Spohr torpediert
Arbeitnehmervertreter
Die Unabhängige Flugbegleiter Organisation (UFO) zeigt sich empört über aktuelle Aussagen des Lufthansa-Vorstandsvorsitzenden Carsten Spohr. In der neuesten Ausgabe des internen Formats „Offen gesagt“, in dem er das Wort an 100.000 Konzernbeschäftigte richtet, hatte er unter anderem den Mitarbeiterinnen und Mitarbeitern bei Germanwings Wankelmütigkeit vorgeworfen und eine hohe Streikquote mit der Abwicklung des Flugbetriebs in 2020 in direkten Zusammenhang gestellt. Des Weiteren zweifelte er den grundsätzlichen Nutzen von Tarifierung als Sicherungsmechanismus zum Erhalt von Arbeitsplätzen an.
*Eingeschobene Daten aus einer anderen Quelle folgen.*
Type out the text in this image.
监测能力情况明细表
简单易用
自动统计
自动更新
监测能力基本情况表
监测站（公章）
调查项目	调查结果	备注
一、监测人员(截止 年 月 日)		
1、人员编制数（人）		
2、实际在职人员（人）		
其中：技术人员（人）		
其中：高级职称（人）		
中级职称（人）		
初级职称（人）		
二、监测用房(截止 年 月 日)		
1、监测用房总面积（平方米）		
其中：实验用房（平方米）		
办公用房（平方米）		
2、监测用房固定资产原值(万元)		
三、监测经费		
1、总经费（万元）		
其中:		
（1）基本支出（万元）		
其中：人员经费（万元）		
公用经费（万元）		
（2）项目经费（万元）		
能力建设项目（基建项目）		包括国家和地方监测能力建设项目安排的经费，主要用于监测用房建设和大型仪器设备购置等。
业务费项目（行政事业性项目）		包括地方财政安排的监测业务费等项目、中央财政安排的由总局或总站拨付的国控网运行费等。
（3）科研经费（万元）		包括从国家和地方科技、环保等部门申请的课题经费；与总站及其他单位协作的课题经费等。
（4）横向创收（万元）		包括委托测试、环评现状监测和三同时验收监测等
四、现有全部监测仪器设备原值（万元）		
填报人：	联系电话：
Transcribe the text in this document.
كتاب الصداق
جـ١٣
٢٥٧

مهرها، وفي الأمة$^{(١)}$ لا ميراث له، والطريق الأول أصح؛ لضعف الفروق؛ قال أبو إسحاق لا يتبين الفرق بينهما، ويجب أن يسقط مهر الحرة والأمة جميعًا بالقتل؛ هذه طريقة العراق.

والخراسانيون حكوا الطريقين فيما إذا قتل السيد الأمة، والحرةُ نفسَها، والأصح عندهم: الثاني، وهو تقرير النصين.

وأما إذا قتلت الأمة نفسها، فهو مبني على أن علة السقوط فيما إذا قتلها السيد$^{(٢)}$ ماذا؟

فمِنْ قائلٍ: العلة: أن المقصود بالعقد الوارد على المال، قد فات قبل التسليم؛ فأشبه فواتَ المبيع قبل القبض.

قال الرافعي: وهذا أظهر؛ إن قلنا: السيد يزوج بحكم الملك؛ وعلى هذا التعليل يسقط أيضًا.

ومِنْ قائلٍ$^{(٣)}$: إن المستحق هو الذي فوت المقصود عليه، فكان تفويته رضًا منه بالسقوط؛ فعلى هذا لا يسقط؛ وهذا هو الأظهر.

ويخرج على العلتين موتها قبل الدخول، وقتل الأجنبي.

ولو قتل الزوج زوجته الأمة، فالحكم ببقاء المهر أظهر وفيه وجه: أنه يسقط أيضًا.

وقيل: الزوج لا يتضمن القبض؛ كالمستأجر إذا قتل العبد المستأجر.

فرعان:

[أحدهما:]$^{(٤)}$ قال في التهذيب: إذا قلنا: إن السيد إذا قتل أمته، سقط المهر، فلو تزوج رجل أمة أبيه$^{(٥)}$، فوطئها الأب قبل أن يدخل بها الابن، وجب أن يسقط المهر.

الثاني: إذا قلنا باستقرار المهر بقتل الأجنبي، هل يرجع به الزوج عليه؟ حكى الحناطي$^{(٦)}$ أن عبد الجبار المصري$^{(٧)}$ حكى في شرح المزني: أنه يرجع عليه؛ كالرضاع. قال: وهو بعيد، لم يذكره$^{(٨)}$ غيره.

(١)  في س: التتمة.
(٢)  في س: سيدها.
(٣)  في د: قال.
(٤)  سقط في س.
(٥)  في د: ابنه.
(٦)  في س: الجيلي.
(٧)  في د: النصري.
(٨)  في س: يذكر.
Ebenfalls zeigte er Unverständnis für ein Schreiben von Personalvertretern aus verschiedenen deutschen Airlines an politische Entscheidungsträger, in dem diese Kritik daran äußerten, dass die Bundesregierung ihren Einfluss auf das Lufthansa-Management nicht so geltend mache, wie es nach staatlicher Rettung des Unternehmens aus Sicht der Personalvertretungen angemessen wäre.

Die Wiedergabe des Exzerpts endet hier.